Toutes les organisations devant se conformer au RGPD devraient entreprendre sur le champ les démarches suivantes : 

Désigner le DPO : la fonction de DPO doit être assignée rapidement afin de garantir que le programme de conformité avec le RGPD dispose du leadership requis pour assurer son succès. L’organisation devra laisser suffisamment de temps au nouveau DPO pour évaluer les changements à apporter, leur impact, et les appliquer.

Procéder à une analyse « top-down » : C’est un bon point de départ pour élaborer un programme de conformité RGPD. L’analyse permet d’identifier les éléments sensibles ou présentant un risque élevé. Cet exercice permettra également au DPO de saisir rapidement la complexité du RGPD pour l’entreprise et de se concerter au plus vite avec les cadres supérieurs en vue de définir une stratégie de mise en conformité.

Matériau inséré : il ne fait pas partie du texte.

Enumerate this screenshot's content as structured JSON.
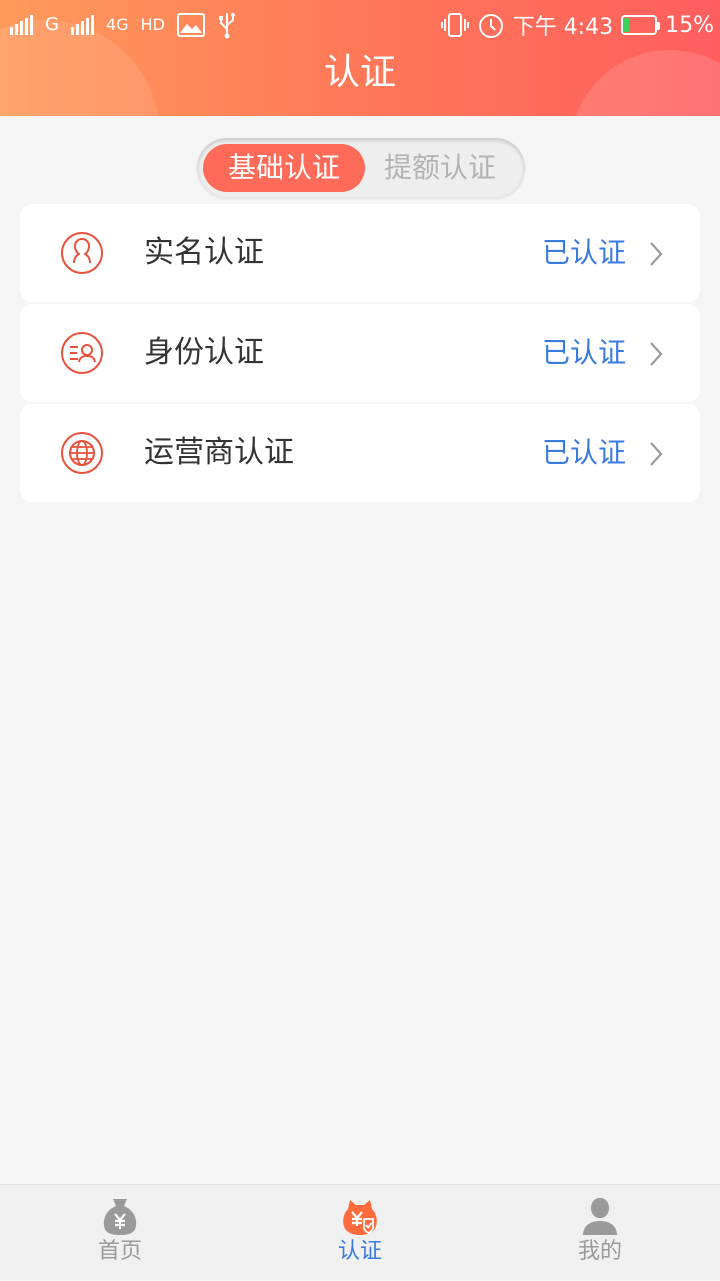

Réaliser des EIVP : l’organisation doit réaliser des études d’impact sur la vie privée (EIVP) et documenter les résultats en accordavec l’Article 35. Cette étude approfondie formera la base du plan d'action

Prioriser les actions : L’entreprise devra définir un plan d’action détaillé avec une définition claire des rôles et responsabilités ainsi que fournir les ressources nécessaires pour exécuter ce plan. Bien qu’il ne soit pas possible de préparer ce plan d’action complet tant que l’EIPV n’est pas finalisé, il est conseillé d’enclencher certaines actions de remédiations pour certains éléments à haut risque le plus tôt possible.

Planifier la remédiation : Le management aura pour mission d’établir un plan détaillé du projet, définissant clairement les rôles et les responsabilités. Le tout devra être étayé par une planification ad-hoc des ressources à disposition. Il est aussi impératif d’analyser les dépendances critiques. Il ne faudra pas sous- estimer l’importance de la formation, de la sensibilisation et des activités de conduite du changement dans ce plan.

Revoir l’EIPV: la conformité avec le RGPD est une obligation permanente, et non pas un projet ponctuel. Il est important pour l’organisation d’établir un processus permettant de revoir régulièrement l’EIPV ainsi que les plans d’assainissement si nécessaire.

Dans de nombreux cas, une perte isolée de données n’entraîne que des dommages limités, à condition que l’organisation puisse démontrer qu’elle a signalé à temps la perte des données et qu’elle a pu limiter le volume de données perdues.

Les sanctions du RGPD pourraient être plus sévères si une organisation n’implémente pas de processus visant à respecter les droits civils des citoyens européens, dont le droit à l’oubli, ou à obtenir le consentement ad hoc de citoyens européens pour utiliser leurs données à des fins spécifiques (ex. : transmission de données).

A titre d’exemple, une entreprise pourrait être condamnée à payer une amende si une enquête sur une perte présumée de données révèle que l’entreprise a utilisé de manière abusive les données d’un citoyen européen (par exemple : le nom d’un citoyen ayant invoqué son droit à l’oubli n’est pas supprimé d’une liste de mailing gérée manuellement par un employé de l’entreprise). Une sanction pourrait être infligée même en l’absence de perte de données.

Le non-respect des droits civils des citoyens européens et de l’obligation d’obtenir leur consentement est passible de sanctions.